My nine year old son had a GAD-65 screening in May 2005. We’d taken him to the endocrinologist after a few tests revealed numbers of 140 to 160 mg/dl [7.8 to 8.9 mmol/L] two hours after eating and a fasting of 111 mg/dl [6.2 mmol/L] one morning. The endocrinologist called and said the GAD-65 was elevated and there was “significant activity taking place.” We were instructed to take occasional blood glucose tests and return for laboratory work when his numbers were over 200 mg/dl [11.1 mmol/L] two hours after eating, with symptoms. In addition to avoiding high carbohydrate foods, isn’t there anything else I can do as a parent to delay the onset of type 1 diabetes other than wait for his pancreas to be destroyed to the point we can clinically diagnose type 1 diabetes? His four year old brother was diagnosed with type 1 in November 2004 and I’m having a hard time coming to grips with the prospect of both of our children being diabetics. Caring for two diabetic children is going to be difficult, but it’s the anxiety of waiting for my older son to be “sick enough” to be diagnosed that’s bothering me more than anything.

Answer:

From: DTeam Staff

There is not much that definitely works in preventing type 1 diabetes.
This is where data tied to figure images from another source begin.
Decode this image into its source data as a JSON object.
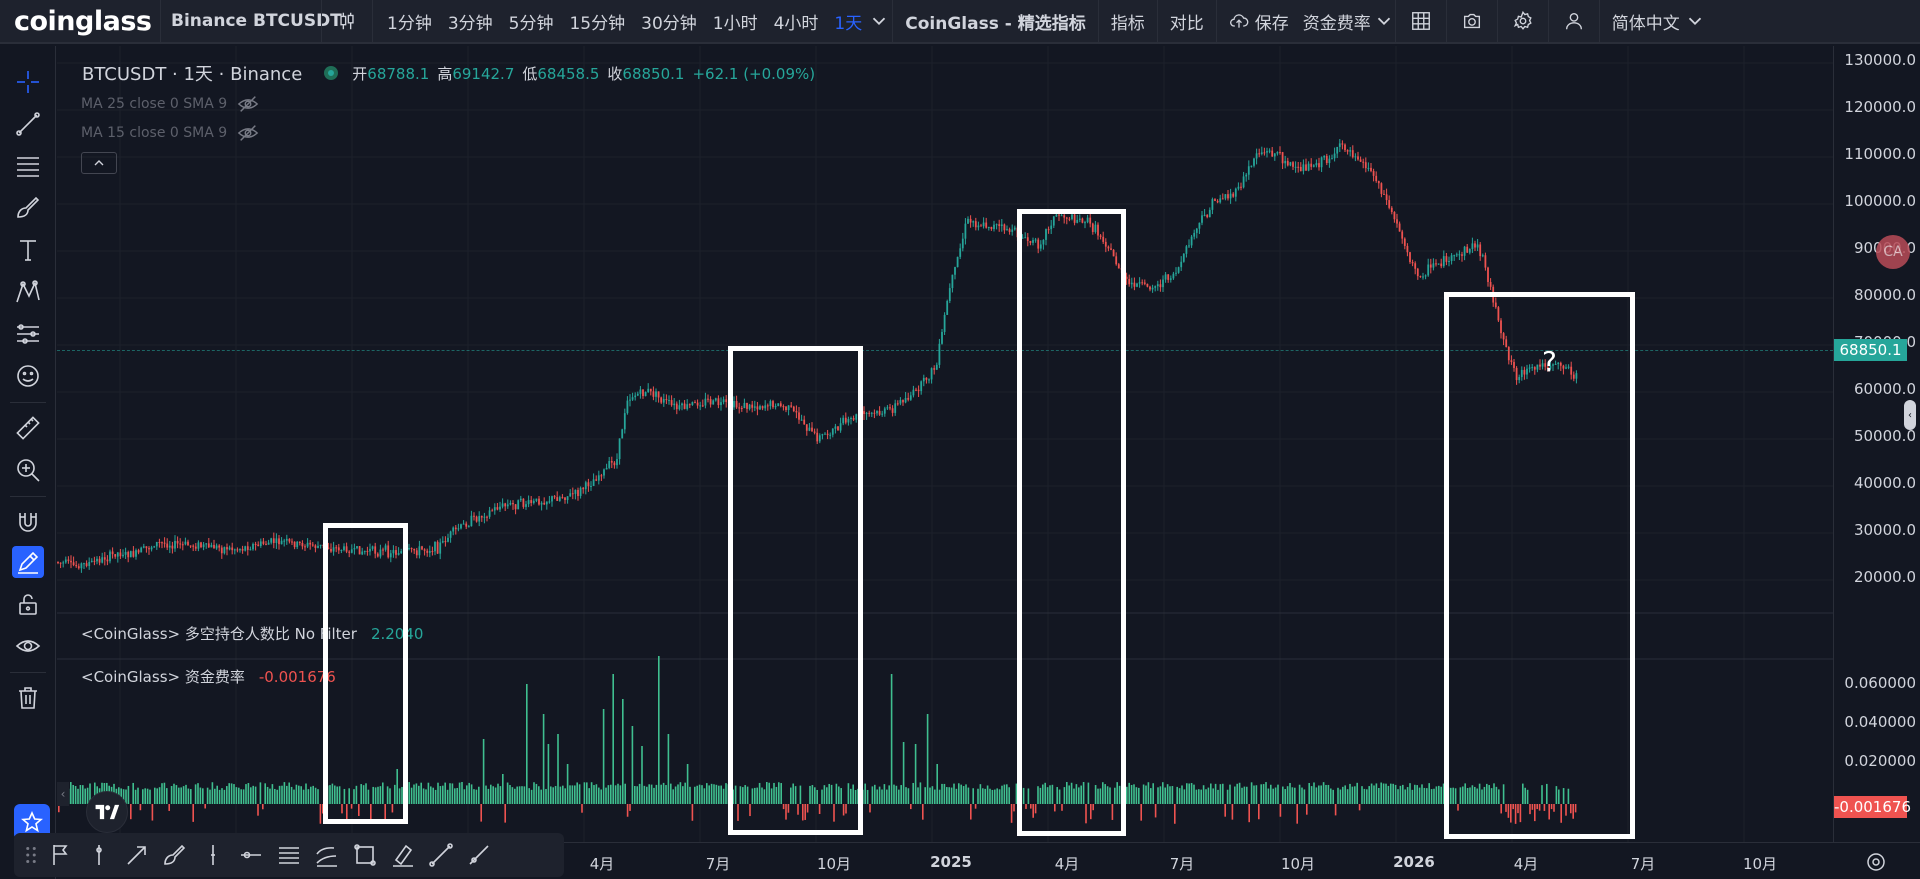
{
  "topbar": {
    "logo": "coinglass",
    "symbol": "Binance BTCUSDT",
    "intervals": [
      "1分钟",
      "3分钟",
      "5分钟",
      "15分钟",
      "30分钟",
      "1小时",
      "4小时",
      "1天"
    ],
    "active_interval": "1天",
    "featured_indicators": "CoinGlass - 精选指标",
    "indicators": "指标",
    "compare": "对比",
    "save": "保存",
    "funding_rate_menu": "资金费率",
    "language": "简体中文"
  },
  "legend": {
    "title": "BTCUSDT · 1天 · Binance",
    "open_label": "开",
    "open": "68788.1",
    "high_label": "高",
    "high": "69142.7",
    "low_label": "低",
    "low": "68458.5",
    "close_label": "收",
    "close": "68850.1",
    "change": "+62.1 (+0.09%)"
  },
  "studies": {
    "ma1": "MA 25 close 0 SMA 9",
    "ma2": "MA 15 close 0 SMA 9",
    "ls_ratio_label": "<CoinGlass> 多空持仓人数比 No Filter",
    "ls_ratio_value": "2.2040",
    "funding_label": "<CoinGlass> 资金费率",
    "funding_value": "-0.001676"
  },
  "price_scale": {
    "ticks": [
      "130000.0",
      "120000.0",
      "110000.0",
      "100000.0",
      "90000.0",
      "80000.0",
      "70000.0",
      "60000.0",
      "50000.0",
      "40000.0",
      "30000.0",
      "20000.0"
    ],
    "last_price": "68850.1",
    "funding_ticks": [
      "0.060000",
      "0.040000",
      "0.020000"
    ],
    "funding_last": "-0.001676"
  },
  "time_axis": {
    "ticks": [
      {
        "label": "4月",
        "bold": false
      },
      {
        "label": "7月",
        "bold": false
      },
      {
        "label": "10月",
        "bold": false
      },
      {
        "label": "2025",
        "bold": true
      },
      {
        "label": "4月",
        "bold": false
      },
      {
        "label": "7月",
        "bold": false
      },
      {
        "label": "10月",
        "bold": false
      },
      {
        "label": "2026",
        "bold": true
      },
      {
        "label": "4月",
        "bold": false
      },
      {
        "label": "7月",
        "bold": false
      },
      {
        "label": "10月",
        "bold": false
      }
    ]
  },
  "annotation": {
    "question_mark": "?"
  },
  "badge": "CA",
  "colors": {
    "up": "#26a69a",
    "down": "#ef5350",
    "accent": "#2962ff",
    "volume": "#3fbf8f",
    "annotation": "#ffffff"
  },
  "icons": [
    "candlestick-icon",
    "chevron-down-icon",
    "cloud-upload-icon",
    "grid-layout-icon",
    "camera-icon",
    "gear-icon",
    "user-icon",
    "crosshair-icon",
    "trendline-icon",
    "fib-icon",
    "brush-icon",
    "text-icon",
    "pattern-icon",
    "forecast-icon",
    "emoji-icon",
    "ruler-icon",
    "zoom-icon",
    "magnet-icon",
    "lock-edit-icon",
    "unlock-icon",
    "eye-icon",
    "trash-icon",
    "star-icon",
    "eye-off-icon"
  ]
}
Positive antibodies remain a marker for this future development and, as you said, cause a lot of angst with the waiting. Staying away from obviously high sugar foods is a common sense approach, but likely only a temporizer. There are some experimental protocols run under the auspices of the National Institute of Diabetes & Digestive & Kidney Diseases of the National Institute of Health and the Diabetes Prevention Trials, so you may want to discuss these with your endocrinologist. Not all parents and kids are wiling to participate in such experimental trials, but at least you could learn about the options.